As one of the small number of mid-sized firms that can offer integrated US and UK securities advice on international capital markets transactions, we have acted for the founding shareholders of some of the largest publicly-listed companies on IPOs and other public offerings. In the UK we have acted on over 50 IPOs and capital raisings on both AIM and the Main Market of the London Stock Exchange, acting for sponsors, nomads and issuers. We have also advised the controlling shareholders of FTSE 100 companies on Takeover Code and governance issues such as the requirement to enter into a Relationship Agreement and concert party and disclosure issues for controlling shareholders.
We have extensive experience in raising equity capital in private, public and PIPE transactions, representing issuers in private equity transactions, and both primary and secondary public offerings of listed securities in the UK and the US, as well as Rule 144A transactions and private offerings with follow-on registration obligations.

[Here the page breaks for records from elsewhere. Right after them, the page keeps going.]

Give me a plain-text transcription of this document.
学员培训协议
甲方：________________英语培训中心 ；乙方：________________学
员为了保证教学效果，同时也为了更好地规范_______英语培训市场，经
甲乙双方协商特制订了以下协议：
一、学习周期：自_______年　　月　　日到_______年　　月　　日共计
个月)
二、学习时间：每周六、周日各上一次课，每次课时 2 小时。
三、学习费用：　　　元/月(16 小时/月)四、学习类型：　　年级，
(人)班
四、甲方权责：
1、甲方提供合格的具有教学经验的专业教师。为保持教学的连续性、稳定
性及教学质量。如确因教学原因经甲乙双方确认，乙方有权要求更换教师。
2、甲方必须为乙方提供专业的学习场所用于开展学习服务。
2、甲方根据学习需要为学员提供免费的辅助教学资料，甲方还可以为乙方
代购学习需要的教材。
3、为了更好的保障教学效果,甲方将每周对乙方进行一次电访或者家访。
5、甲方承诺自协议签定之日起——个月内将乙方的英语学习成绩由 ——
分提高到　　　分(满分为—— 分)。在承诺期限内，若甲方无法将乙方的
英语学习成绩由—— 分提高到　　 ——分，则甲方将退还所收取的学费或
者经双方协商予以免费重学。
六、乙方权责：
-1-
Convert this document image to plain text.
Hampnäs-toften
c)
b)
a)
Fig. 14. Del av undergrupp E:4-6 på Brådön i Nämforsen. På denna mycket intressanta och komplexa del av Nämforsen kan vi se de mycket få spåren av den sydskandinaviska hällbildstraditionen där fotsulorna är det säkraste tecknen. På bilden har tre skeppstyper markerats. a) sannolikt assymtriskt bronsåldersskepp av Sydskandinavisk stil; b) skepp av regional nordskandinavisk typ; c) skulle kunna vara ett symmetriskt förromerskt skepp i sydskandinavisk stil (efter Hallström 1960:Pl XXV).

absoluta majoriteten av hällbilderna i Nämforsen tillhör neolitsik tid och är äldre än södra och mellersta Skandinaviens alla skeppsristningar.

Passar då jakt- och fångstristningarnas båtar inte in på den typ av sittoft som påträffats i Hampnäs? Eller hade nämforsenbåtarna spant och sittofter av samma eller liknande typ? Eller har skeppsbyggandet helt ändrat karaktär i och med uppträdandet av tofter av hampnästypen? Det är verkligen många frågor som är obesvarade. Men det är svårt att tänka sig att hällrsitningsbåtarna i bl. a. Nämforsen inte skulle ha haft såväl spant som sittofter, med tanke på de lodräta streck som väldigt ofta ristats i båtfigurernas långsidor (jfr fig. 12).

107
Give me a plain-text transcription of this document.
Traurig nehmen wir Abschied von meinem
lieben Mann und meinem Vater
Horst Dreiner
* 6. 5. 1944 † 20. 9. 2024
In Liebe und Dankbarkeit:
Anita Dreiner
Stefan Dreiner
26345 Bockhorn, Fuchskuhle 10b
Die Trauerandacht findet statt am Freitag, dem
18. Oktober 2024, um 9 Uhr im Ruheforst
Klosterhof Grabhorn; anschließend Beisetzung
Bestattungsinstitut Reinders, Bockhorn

Our expertise in pre-IPO corporate and personal tax planning means we are often called upon by controlling shareholders to provide early-stage advice on potential IPOs. We have a broad understanding of the issues which founding shareholders need to consider, such as the terms of any relationship or concert party agreements and corporate governance.
We are equipped to provide comprehensive advice on offerings with a US element, including Regulation S offshore offerings and exempt offerings into the US under Rule 144A.
Our close relationships with the London Stock Exchange and with other advisers involved in IPOs mean we regularly introduce foreign businesses to brokers in London. As a result of our strong Italian presence, we have been involved in a number of the AIM listings involving Italian issuers and were involved in the consultation process led by Borsa Italia and the London Stock Exchange in connection with establishing and setting up the AIM Italia market in Italy.
We advise on IPOs and secondary offerings such as placings and rights issues, issues of debt securities and consent solicitations. We also work closely with the firm’s investment funds group to advise on the listing of investment funds, whether in the UK, the US or overseas.
Highlighted transactions include advising:
- Advising the significant shareholders in various listed companies on the terms of relationship agreements which had to be entered into in November 2014 following a change in the Listing Rules. In some cases, this required in depth discussion and negotiation as regards the terms on which information regarding shareholders would be shared, the nature of the obligations assumed and the liability to be borne in the case of breach.
- Advising the controlling shareholders in various FTSE companies on their rights and obligations in connection with takeover transactions.
- Advising the controlling shareholders in a FTSE company on a tender offer and associated obligations under the City Code on Takeovers and Mergers.
- Advising on general compliance with the Listing Rules, Disclosure and Transparency Rules and other corporate governance requirements and assisting with preparations for Annual General Meetings and General Meetings.
- Acting for Panmure Gordon and Cantor Fitzgerald as regards the AIM IPO of Globalwoth, the Romanian real estate development company.
- Acting for Fratelli Investments on its two separate debt and equity investments in AIM listed gold producer Serabi Gold plc, both requiring Rule 9 whitewashes (under the City Code on Takeovers and Mergers).
- Acting for Hightex Group plc on AIM placings and more recently on a US$10m loan facility and share placing relating to finance provided by TCA.